One of the best ways to do this is to set up your camera shooting one particular subject, preferably non-moving. Start with the 18-55mm and take pictures throughout the zoom range. Then swap out to the 75-300mm and do the same again.
If you have the facility, print out 6x4's or 7x5's of all your shots and lay them out in front of you. By studying them, you will soon be able to decide which lens and/or zoom factor was right for that shot.
A little time spent like this can be very valuable in helping you decide which lens you should be using for a particular shot.
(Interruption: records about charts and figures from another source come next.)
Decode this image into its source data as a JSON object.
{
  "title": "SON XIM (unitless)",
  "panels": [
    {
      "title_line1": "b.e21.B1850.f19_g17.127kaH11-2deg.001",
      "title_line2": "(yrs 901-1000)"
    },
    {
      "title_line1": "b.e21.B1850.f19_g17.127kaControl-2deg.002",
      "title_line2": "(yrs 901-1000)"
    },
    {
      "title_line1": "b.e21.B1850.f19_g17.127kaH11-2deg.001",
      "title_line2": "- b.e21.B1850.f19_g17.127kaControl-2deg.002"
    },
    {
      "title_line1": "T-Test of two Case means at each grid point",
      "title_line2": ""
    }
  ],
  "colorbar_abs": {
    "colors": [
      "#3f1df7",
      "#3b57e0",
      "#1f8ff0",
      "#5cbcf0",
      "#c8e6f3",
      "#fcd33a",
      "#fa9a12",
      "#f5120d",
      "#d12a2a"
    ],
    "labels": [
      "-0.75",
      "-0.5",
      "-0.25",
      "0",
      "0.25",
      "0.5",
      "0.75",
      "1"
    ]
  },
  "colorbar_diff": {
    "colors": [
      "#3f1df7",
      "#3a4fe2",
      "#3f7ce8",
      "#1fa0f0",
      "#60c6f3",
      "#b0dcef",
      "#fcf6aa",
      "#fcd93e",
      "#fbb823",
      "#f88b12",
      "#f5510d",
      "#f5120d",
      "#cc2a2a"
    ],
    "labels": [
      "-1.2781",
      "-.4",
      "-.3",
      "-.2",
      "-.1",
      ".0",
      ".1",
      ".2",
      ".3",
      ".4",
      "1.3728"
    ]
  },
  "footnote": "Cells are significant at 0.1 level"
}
As for the second part of your question, yes Moose's cheat sheets will be a great resource for you.
Best regards, PBked
These are very insightful explanations and guidance for me as a beginner. I appreciate your generosity in sharing your knowledge. Thank you!
Regards!
1. I tend to start most of my photo adventures with a prime lens. I just compose a scene/subject with my feet and shoot away. When I'm presented with something that I can't quite capture with a prime lens, I'll switch to a wider lens or a longer lens.
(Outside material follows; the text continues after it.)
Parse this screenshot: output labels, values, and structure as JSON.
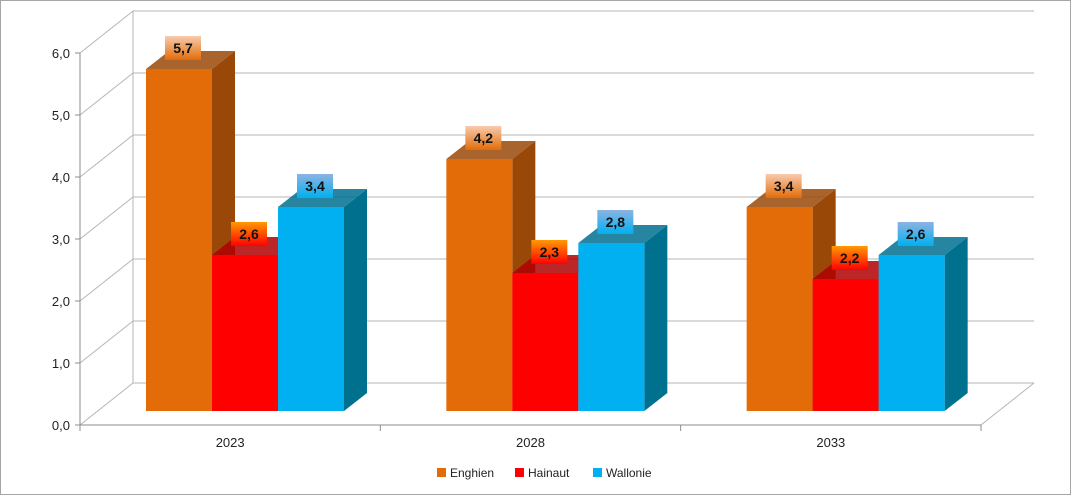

2. As for settings, a good rule of thumb is to use Aperture priority (Av) for things that are motionless or have very little movement and use Shutter priority (Tv) for things that move quickly.
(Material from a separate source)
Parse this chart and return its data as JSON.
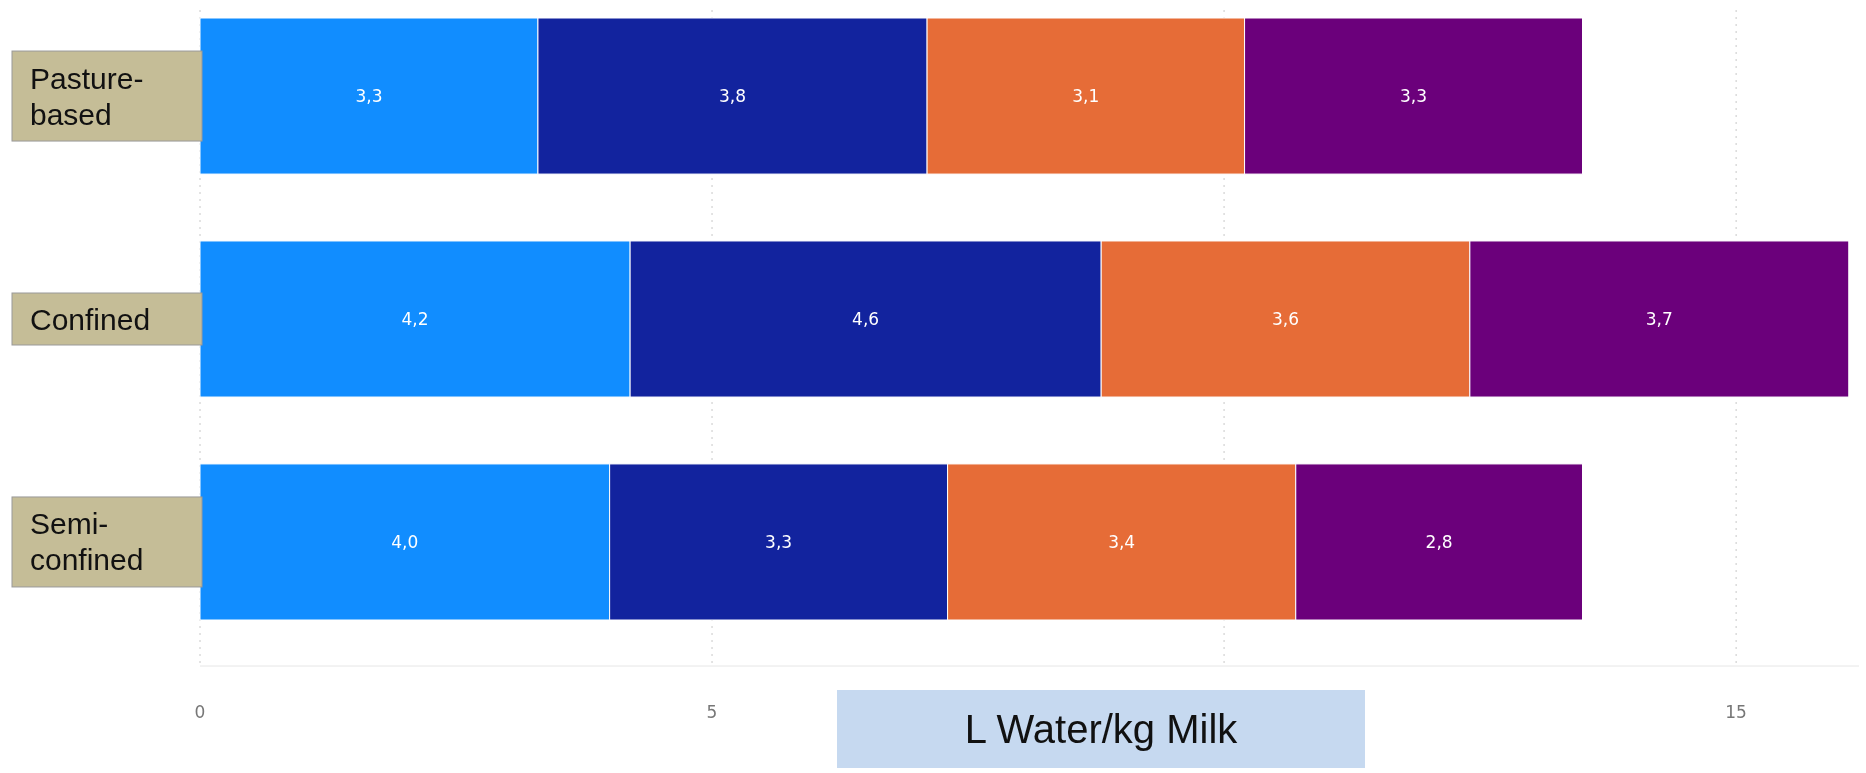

Aperture priority allows you to control the depth of field...low f-numbers to isolate your subject against a blurry background and higher f-numbers to put more of the scene into focus.
Shutter priority allows you to control movement...fast shutter speeds to freeze movement and slow shutter speeds to capture movement.
3. As for my cheat cards, I'm finishing up a set for the T3i this week. Should be out next week. Initially this set will be for the T3i and 18-55mm combo, but shortly following I'll be releasing one for the 50mm f/1.8 as well which will have a different assortment of shooting scenarios.
All the best!
- Moose
1. Focus blur. If something is out of focus, it’s blurry. Easy. Solution is to just nail your focus.
2. Subject motion blur. This happens when your subject is moving and your shutter speed is too slow to freeze the action. Solution is to use a fast shutter speed. Experiment with what speed you need for various situations. The faster your subject moves, the faster shutter speed is required to freeze the action. If people are walking slowly, something like 1/100 should be fine. If they pick up the pace a bit, then perhaps 1/250. If they run, then 1/500 (maybe faster). For sports where there’s erratic and quick movements, then 1/1000.
3. Camera movement blur. This happens when you’re hand-holding your camera and use a shutter speed that’s too slow to compensate for the vibrations that you introduce to the camera.
Image stabilization is only effective against this type of blur. So if you don’t have image stabilization, the general rule is to use a shutter speed that is the reciprocal of your effective focal length. That is, you take your focal length, multiply it by your crop factor, and take the reciprocal of that number. So if you’re shooting at 300mm, use 1/450 sec. If you’re shooting at 50mm, use 1/80 sec.
If you read through this, you may think that the solution is as simple as nailing your focus and using a really fast shutter speed like 1/4000 sec. Yes, you must nail your focus. That’s important. But for shutter speed, you must keep in mind that using a faster shutter speed means you’re reducing the amount of light entering your sensor. So you must either open up your aperture and/or boost your ISO to compensate.
If you’re in daylight, this isn’t an issue, but if you’re indoors or if the sun has set, you’ll find that your lenses are not designed for low-light use since their maximum aperture is not very large so you’re limited to boosting your ISO to very high levels just to maintain barely acceptable shutter speeds.